К несчастью, запасной клапан долгое время недодавал воду — и теперь биокомпьютер умирает.

— Я мог бы, пользуясь банком памяти, изготовить дубликат компьютера. Но компьютер отказывается дать мне информацию, которую я мог бы заложить в материально-энергетический преобразователь.

— А почему ты не наладишь генератор поля? — спросил Фрайгейт.

— Да все потому же — компьютер не позволяет. Монат, наверное, давно еще распорядился установить защиту на этом узле, и она включилась, когда меня раскрыли.

Опять наступило долгое молчание, которое нарушила Алиса:

— А почему бы не использовать ватаноуловитель из таких, о которых ты нам рассказывал?

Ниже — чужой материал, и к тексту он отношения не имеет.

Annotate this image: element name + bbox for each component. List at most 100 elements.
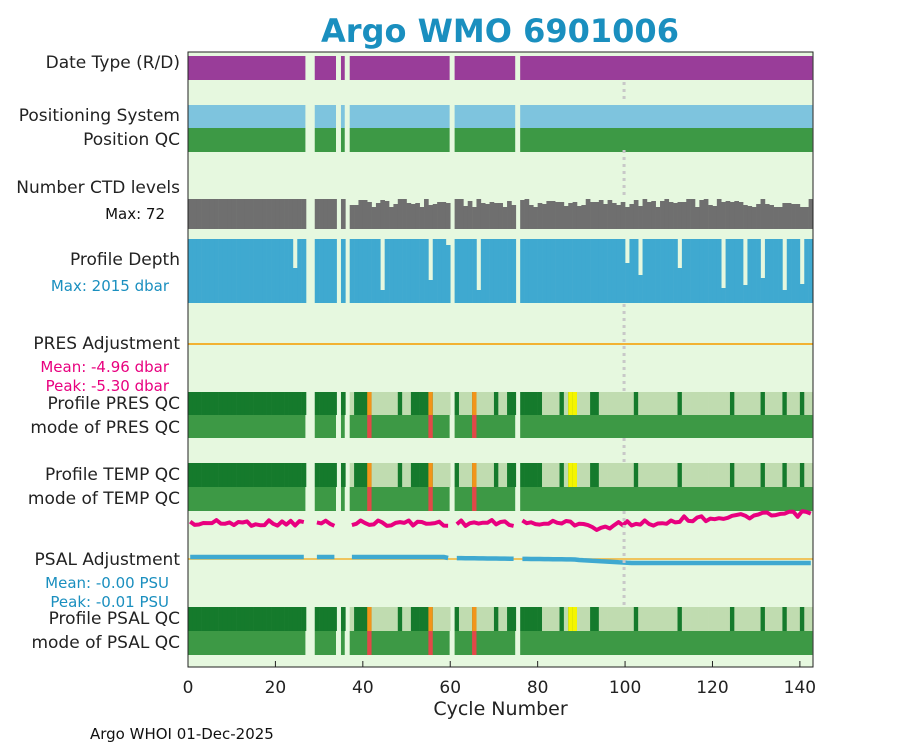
positioning-bar — [340, 105, 345, 128]
profile-pres-qc-bar — [773, 392, 779, 415]
ctd-level-bar — [354, 205, 359, 229]
row-label-profile-pres-qc: Profile PRES QC — [47, 394, 180, 414]
ctd-level-bar — [424, 199, 429, 229]
row-label-mode-temp-qc: mode of TEMP QC — [27, 489, 180, 509]
profile-pres-qc-bar — [432, 392, 438, 415]
profile-pres-qc-bar — [528, 392, 534, 415]
ctd-level-bar — [625, 207, 630, 229]
profile-pres-qc-bar — [611, 392, 617, 415]
profile-psal-qc-bar — [284, 607, 289, 631]
profile-depth-bar — [716, 239, 722, 303]
profile-depth-bar — [664, 239, 670, 303]
ctd-level-bar — [528, 205, 534, 229]
ctd-level-bar — [603, 204, 608, 229]
x-tick-label: 120 — [696, 678, 728, 698]
psal-peak-annotation: Peak: -0.01 PSU — [50, 593, 169, 611]
profile-psal-qc-bar — [301, 607, 307, 631]
mode-temp-qc-bar — [340, 487, 345, 511]
profile-pres-qc-bar — [218, 392, 224, 415]
profile-depth-bar — [712, 239, 718, 303]
ctd-level-bar — [472, 207, 477, 229]
profile-depth-bar — [786, 239, 792, 303]
profile-depth-bar — [419, 239, 425, 303]
profile-psal-qc-bar — [362, 607, 368, 631]
profile-temp-qc-bar — [445, 463, 451, 487]
ctd-level-bar — [712, 206, 718, 229]
profile-temp-qc-bar — [375, 463, 381, 487]
profile-temp-qc-bar — [791, 463, 796, 487]
profile-pres-qc-bar — [638, 392, 643, 415]
profile-depth-bar — [375, 239, 381, 303]
ctd-level-bar — [563, 206, 569, 229]
profile-temp-qc-bar — [227, 463, 233, 487]
profile-depth-bar — [227, 239, 233, 303]
profile-psal-qc-bar-flag — [568, 607, 573, 631]
profile-psal-qc-bar — [808, 607, 814, 631]
profile-psal-qc-bar — [397, 607, 403, 631]
profile-pres-qc-bar — [507, 392, 512, 415]
mode-psal-qc-bar — [349, 631, 450, 655]
ctd-level-bar — [808, 199, 814, 229]
mode-temp-qc-bar — [349, 487, 450, 511]
profile-depth-bar — [288, 239, 294, 303]
profile-temp-qc-bar — [729, 463, 735, 487]
profile-psal-qc-bar — [319, 607, 324, 631]
profile-psal-qc-bar — [594, 607, 600, 631]
profile-temp-qc-bar — [524, 463, 530, 487]
ctd-level-bar — [585, 199, 591, 229]
ctd-level-bar — [568, 203, 573, 229]
profile-temp-qc-bar — [690, 463, 696, 487]
profile-psal-qc-bar — [445, 607, 451, 631]
ctd-level-bar — [651, 201, 656, 229]
ctd-level-bar — [502, 207, 508, 229]
profile-psal-qc-bar — [677, 607, 683, 631]
profile-temp-qc-bar — [563, 463, 569, 487]
profile-depth-bar — [354, 239, 359, 303]
profile-pres-qc-bar — [694, 392, 700, 415]
ctd-level-bar — [607, 200, 613, 229]
profile-depth-bar — [205, 239, 211, 303]
profile-depth-bar — [424, 239, 429, 303]
profile-pres-qc-bar — [188, 392, 193, 415]
profile-depth-bar — [397, 239, 403, 303]
profile-pres-qc-bar — [581, 392, 587, 415]
ctd-level-bar — [673, 203, 678, 229]
profile-depth-bar — [253, 239, 259, 303]
profile-pres-qc-bar — [660, 392, 665, 415]
ctd-level-bar — [786, 203, 792, 229]
profile-psal-qc-bar — [646, 607, 652, 631]
ctd-level-bar — [196, 199, 202, 229]
profile-temp-qc-bar — [655, 463, 661, 487]
row-label-number-ctd-levels: Number CTD levels — [16, 178, 180, 198]
profile-depth-bar — [699, 239, 705, 303]
profile-depth-bar — [441, 239, 447, 303]
profile-depth-bar — [808, 239, 814, 303]
temp-trace — [521, 509, 812, 532]
mode-psal-qc-bar — [520, 631, 813, 655]
ctd-level-bar — [795, 204, 801, 229]
profile-depth-bar — [493, 239, 499, 303]
ctd-level-bar — [314, 199, 320, 229]
profile-pres-qc-bar-flag — [472, 392, 477, 415]
profile-depth-bar — [279, 239, 285, 303]
profile-temp-qc-bar — [253, 463, 259, 487]
profile-pres-qc-bar — [585, 392, 591, 415]
profile-depth-bar — [362, 239, 368, 303]
profile-temp-qc-bar — [502, 463, 508, 487]
profile-psal-qc-bar — [660, 607, 665, 631]
ctd-level-bar — [476, 199, 482, 229]
date-type-bar — [314, 56, 337, 80]
profile-psal-qc-bar — [664, 607, 670, 631]
profile-temp-qc-bar — [760, 463, 766, 487]
profile-pres-qc-bar — [397, 392, 403, 415]
profile-temp-qc-bar — [738, 463, 744, 487]
profile-psal-qc-bar — [485, 607, 490, 631]
profile-pres-qc-bar — [729, 392, 735, 415]
profile-pres-qc-bar — [384, 392, 390, 415]
profile-depth-bar — [633, 239, 639, 303]
depth-max-annotation: Max: 2015 dbar — [50, 277, 169, 295]
profile-temp-qc-bar — [415, 463, 420, 487]
profile-psal-qc-bar — [786, 607, 792, 631]
profile-pres-qc-bar — [222, 392, 228, 415]
profile-temp-qc-bar — [458, 463, 464, 487]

Когда компьютер умрет и освободит ватаны, ловушка их удержит.

— Хорошая мысль, — мрачно усмехнулся Лога. — Мне она тоже приходила в голову. Но единственная ловушка — это сам компьютер. А вся информация, на основе которой я мог бы построить другую, содержится в его памяти.

— И эта защита абсолютно непреодолима? — спросил Бартон.

— Дело на первый взгляд очень простое. Надо всего лишь вынуть неисправный генератор поля и заменить его другим. Но меня убьет, прежде чем я успею это сделать. Компьютер срежет меня лучом. Таким же, которым стреляет мой лучемет.

— Ты пользовался компьютером наравне с другими, — сказал Нур. — Как получилось, что они об этом не знали?

— Я, так сказать, сделал компьютер шизофреником. Одна его часть не знала, что творит другая.

— Вот оно! — торжествующе вскричал Нур, но тут же нахмурился. — Нет. Ты об этом уже думал.

— Да. Инженеры, как видно, обнаружили это расщепление сознания. Теперь доминирует основная часть.

— Ты сказал «доминирует» — значит, единства сознания все-таки нет?

— Нет. Инженеры не успели заменить схемы, вызывающие шизофрению Но поставили временные шунты, чтобы обеспечить победу «здравого рассудка». Потом они сделали бы полный ремонт, но до этого не дошло — они погибли.

— Откуда тебе это известно? — спросил Бартон.

— От компьютера. Общаться с ним можно. Только командам он не подчиняется, соблюдая запрет Моната.

— А нельзя ли разгадать, каким кодом пользовался он?

— Нет, если Монат его где-то не записал. А я сомневаюсь, что он это сделал. И потом, код должен быть введен только голосом Моната или его помощника.